# 1977 USAMO Problems/Problem 5

## Problem

If $a,b,c,d,e$ are positive numbers bounded by $p$ and $q$, i.e, if they lie in $[p,q], 0 < p$, prove that $$(a+b +c +d +e)\left(\frac{1}{a} +\frac {1}{b} +\frac{1}{c} + \frac{1}{d} +\frac{1}{e}\right) \le 25 + 6\left(\sqrt{\frac {p}{q}} - \sqrt {\frac{q}{p}}\right)^2$$ and determine when there is equality.

## Solution

Fix four of the variables and allow the other to vary. Suppose, for example, we fix all but x. Then the expression on the lhs has the form (r + x)(s + 1/x) = (rs + 1) + sx + r/x, where r and s are fixed. But this is convex. That is to say, as x increases if first decreases, then increases. So its maximum must occur at x = h or x = k. This is true for each variable.

Suppose all five are h or all five are k, then the lhs is 25, so the inequality is true and strict unless h = k. If four are h and one is k, then the lhs is 17 + 4(h/k + k/h). Similarly if four are k and one is h. If three are h and two are k, then the lhs is 13 + 6(h/k + k/h). Similarly if three are k and two are h.

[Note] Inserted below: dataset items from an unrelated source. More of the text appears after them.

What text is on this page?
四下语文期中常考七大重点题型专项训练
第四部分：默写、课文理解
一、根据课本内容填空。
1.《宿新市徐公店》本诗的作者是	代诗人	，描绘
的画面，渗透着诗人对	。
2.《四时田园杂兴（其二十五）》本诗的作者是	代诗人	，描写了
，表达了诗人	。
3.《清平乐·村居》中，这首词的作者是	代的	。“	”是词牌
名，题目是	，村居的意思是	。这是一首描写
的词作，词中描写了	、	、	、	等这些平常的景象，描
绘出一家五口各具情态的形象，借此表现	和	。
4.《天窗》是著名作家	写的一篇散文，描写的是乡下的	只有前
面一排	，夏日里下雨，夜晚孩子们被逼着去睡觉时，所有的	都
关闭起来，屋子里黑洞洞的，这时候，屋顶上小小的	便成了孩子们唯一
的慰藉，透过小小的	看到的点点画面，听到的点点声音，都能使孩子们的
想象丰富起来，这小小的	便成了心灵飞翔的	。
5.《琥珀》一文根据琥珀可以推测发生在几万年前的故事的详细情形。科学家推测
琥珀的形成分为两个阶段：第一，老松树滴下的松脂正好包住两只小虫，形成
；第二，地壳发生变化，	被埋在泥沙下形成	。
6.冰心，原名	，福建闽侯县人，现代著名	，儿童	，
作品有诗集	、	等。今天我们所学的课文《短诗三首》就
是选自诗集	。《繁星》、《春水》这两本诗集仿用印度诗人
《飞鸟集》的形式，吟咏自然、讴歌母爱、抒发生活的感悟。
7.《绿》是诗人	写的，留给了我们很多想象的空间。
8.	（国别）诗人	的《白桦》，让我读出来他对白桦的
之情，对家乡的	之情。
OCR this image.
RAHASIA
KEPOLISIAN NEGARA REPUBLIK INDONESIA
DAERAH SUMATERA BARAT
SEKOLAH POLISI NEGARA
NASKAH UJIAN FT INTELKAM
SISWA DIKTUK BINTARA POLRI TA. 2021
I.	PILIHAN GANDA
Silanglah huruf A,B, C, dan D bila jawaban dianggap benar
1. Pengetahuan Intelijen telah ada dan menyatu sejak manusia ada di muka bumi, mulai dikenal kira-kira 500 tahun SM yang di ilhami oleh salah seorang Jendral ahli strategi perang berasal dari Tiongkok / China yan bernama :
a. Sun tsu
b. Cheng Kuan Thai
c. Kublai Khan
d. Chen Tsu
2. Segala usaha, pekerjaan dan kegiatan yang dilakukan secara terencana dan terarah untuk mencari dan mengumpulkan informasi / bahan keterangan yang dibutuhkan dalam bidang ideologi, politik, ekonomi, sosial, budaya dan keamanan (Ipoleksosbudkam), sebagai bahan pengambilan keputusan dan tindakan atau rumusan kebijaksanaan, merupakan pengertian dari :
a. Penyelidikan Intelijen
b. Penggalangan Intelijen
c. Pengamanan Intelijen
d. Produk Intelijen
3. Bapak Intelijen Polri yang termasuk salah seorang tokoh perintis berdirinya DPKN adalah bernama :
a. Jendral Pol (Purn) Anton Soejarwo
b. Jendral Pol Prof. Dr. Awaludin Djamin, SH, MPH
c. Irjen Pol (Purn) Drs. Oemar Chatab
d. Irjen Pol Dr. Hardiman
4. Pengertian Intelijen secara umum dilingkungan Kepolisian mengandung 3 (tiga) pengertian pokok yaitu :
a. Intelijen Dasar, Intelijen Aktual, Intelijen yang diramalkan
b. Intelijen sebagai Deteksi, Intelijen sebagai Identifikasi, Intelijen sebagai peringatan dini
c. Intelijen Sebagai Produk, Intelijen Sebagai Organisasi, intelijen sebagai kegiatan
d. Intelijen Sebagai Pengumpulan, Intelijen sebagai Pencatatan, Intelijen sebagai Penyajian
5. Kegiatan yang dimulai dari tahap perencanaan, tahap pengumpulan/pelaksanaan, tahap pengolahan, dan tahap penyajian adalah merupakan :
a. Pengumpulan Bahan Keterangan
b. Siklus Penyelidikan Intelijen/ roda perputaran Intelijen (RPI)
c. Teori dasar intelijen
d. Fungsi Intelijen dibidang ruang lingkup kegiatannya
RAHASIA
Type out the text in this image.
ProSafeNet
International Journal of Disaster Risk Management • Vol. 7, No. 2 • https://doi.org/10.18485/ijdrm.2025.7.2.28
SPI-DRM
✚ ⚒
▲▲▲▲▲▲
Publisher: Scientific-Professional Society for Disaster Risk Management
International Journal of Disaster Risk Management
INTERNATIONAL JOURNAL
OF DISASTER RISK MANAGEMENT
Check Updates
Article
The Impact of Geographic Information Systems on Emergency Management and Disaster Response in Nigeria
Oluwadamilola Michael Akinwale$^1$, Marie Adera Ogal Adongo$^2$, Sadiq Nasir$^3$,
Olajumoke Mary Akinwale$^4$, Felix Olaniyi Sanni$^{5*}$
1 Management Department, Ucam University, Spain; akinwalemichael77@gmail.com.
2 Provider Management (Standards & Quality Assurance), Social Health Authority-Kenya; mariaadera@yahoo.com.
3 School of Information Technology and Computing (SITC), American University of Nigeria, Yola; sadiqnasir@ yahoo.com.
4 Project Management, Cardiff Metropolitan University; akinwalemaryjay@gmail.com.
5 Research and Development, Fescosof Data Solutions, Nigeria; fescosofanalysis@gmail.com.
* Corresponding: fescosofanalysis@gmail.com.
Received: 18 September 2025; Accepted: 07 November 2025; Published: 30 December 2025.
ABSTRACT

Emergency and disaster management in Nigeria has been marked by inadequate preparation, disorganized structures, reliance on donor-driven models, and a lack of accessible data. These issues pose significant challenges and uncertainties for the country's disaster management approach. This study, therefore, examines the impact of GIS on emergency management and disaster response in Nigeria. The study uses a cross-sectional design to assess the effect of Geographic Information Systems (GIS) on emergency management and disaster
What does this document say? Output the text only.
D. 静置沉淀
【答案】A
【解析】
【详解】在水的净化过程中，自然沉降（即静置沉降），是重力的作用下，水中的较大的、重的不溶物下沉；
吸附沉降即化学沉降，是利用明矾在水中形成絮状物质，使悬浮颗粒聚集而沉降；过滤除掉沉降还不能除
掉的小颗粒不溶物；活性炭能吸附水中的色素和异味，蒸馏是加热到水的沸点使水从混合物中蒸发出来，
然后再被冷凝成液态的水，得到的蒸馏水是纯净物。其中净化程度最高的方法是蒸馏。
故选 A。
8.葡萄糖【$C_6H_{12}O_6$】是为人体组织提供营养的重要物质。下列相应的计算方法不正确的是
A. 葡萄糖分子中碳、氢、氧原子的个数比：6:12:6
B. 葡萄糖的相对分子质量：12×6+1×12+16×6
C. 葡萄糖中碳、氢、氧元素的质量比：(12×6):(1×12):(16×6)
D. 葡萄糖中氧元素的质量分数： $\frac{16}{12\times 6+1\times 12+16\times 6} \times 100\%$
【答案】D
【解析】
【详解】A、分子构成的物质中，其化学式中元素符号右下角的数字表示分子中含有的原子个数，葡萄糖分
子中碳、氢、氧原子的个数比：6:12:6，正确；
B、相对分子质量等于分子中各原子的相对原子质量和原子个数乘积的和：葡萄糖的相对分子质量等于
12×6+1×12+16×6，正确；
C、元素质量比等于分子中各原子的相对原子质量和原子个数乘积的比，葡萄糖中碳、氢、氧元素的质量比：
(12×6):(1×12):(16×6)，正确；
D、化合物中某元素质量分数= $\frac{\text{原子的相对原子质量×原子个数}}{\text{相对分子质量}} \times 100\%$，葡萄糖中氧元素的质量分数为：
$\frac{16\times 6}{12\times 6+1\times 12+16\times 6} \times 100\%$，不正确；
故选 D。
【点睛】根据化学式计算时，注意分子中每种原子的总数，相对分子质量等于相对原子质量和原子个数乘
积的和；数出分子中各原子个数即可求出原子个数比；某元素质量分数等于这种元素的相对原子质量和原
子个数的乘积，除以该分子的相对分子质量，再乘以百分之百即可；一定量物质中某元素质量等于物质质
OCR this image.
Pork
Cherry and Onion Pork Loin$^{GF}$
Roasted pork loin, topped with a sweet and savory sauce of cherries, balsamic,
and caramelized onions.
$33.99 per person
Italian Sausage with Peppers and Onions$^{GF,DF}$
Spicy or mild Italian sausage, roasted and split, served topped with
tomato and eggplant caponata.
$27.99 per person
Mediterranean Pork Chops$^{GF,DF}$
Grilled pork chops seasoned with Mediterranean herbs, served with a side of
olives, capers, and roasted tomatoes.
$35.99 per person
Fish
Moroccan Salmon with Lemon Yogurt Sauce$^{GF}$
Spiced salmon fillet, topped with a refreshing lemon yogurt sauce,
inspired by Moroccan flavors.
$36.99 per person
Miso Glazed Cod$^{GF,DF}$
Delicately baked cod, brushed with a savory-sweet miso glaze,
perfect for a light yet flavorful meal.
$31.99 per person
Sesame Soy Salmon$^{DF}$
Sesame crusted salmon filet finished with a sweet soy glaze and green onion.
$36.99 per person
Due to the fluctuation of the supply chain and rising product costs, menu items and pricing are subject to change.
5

h/k + k/h ≥ 2 with equality iff h = k, so if h < k, then three of one and two of the other gives a larger lhs than four of one and one of the other. Finally, we note that the rhs is in fact 13 + 6(h/k + k/h), so the inequality is true with equality iff either (1) h = k or (2) three of v, w, x, y z are h and two are k or vice versa.